Огни в стартовом стволе начали менять свой цвет на бледно-зеленый. До момента запуска оставалось менее минуты.
На экране связи появился фрагмент рубки другого «Фантома». Лица пилота, сидящего в кресле пилот-ложемента, не было видно за полупрозрачным компьютеризированным забралом боевого шлема.
– Кейтлин?
– Да? – отозвалась она, не проявив при этом никаких эмоций. – Кто вызывает?
– Семен Шевцов.
– Я слушаю.
– Ты писала стихи, когда мы сидели в салоне перед началом тревоги, – произнес Семен. Он не мог и не умел стесняться, и потому вопрос вышел деловым, сжатым, по существу, как привыкло формулировать сознание любую мысль.
– Да, – подтвердила она.
– Откуда у тебя информация о том, что мы спали? Почему ты писала о криогенном взрослении и цифровой вселенной?
Голова в гермошлеме чуть повернулась, и теперь сквозь дымчатое забрало стали смутно видны черты ее лица.
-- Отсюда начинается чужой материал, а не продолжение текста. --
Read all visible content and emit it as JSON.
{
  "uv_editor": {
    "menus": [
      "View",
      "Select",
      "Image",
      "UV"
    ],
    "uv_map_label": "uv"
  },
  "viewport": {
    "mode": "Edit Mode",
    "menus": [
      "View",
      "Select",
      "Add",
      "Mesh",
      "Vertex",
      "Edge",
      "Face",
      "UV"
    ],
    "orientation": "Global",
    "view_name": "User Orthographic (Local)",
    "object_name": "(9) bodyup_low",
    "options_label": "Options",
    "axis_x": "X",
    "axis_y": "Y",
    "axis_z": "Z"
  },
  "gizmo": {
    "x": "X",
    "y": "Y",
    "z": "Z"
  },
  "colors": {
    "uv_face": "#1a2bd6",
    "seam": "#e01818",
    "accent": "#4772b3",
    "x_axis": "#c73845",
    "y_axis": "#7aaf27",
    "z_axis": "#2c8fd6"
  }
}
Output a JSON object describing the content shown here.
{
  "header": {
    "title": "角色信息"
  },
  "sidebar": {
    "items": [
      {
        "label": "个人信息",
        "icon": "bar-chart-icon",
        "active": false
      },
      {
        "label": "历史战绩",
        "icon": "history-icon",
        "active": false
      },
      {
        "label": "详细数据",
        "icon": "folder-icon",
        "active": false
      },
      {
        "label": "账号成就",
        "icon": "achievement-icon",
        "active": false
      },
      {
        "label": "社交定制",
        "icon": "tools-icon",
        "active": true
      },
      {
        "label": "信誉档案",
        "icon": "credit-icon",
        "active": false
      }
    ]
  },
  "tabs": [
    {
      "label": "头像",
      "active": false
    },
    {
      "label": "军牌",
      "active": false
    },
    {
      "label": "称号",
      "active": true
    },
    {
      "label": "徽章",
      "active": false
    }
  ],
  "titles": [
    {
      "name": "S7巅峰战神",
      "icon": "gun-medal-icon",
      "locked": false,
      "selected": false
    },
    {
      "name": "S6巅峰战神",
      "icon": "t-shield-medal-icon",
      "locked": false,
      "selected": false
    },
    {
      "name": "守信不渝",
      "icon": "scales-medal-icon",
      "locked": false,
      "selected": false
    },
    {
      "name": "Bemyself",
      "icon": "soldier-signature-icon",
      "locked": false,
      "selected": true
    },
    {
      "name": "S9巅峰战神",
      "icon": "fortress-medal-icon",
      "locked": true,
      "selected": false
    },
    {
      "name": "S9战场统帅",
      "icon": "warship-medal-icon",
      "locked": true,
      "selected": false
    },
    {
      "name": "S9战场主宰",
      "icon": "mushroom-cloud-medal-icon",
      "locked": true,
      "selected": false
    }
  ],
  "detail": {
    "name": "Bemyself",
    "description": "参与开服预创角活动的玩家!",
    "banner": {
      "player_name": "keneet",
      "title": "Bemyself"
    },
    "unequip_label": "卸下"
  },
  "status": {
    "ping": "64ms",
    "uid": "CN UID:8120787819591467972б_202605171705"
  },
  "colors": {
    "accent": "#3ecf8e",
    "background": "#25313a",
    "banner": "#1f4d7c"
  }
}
– Меня разбудили раньше других, – спокойно пояснила она. – Я видела все своими глазами. Мы спали. Я и еще несколько человек помогали в пробуждении остальных.
– Значит, все наше прошлое ненатурально?
– Я не могу ничего утверждать. Я видела огромные залы, сплошь заполненные рядами анабиозных камер, и помогала поднимать из криогенного сна тысячи моих ровесников. – Ее голос внезапно дрогнул на следующей фразе: – А стихи… Они возникли в голове сами собой. Я не знаю почему.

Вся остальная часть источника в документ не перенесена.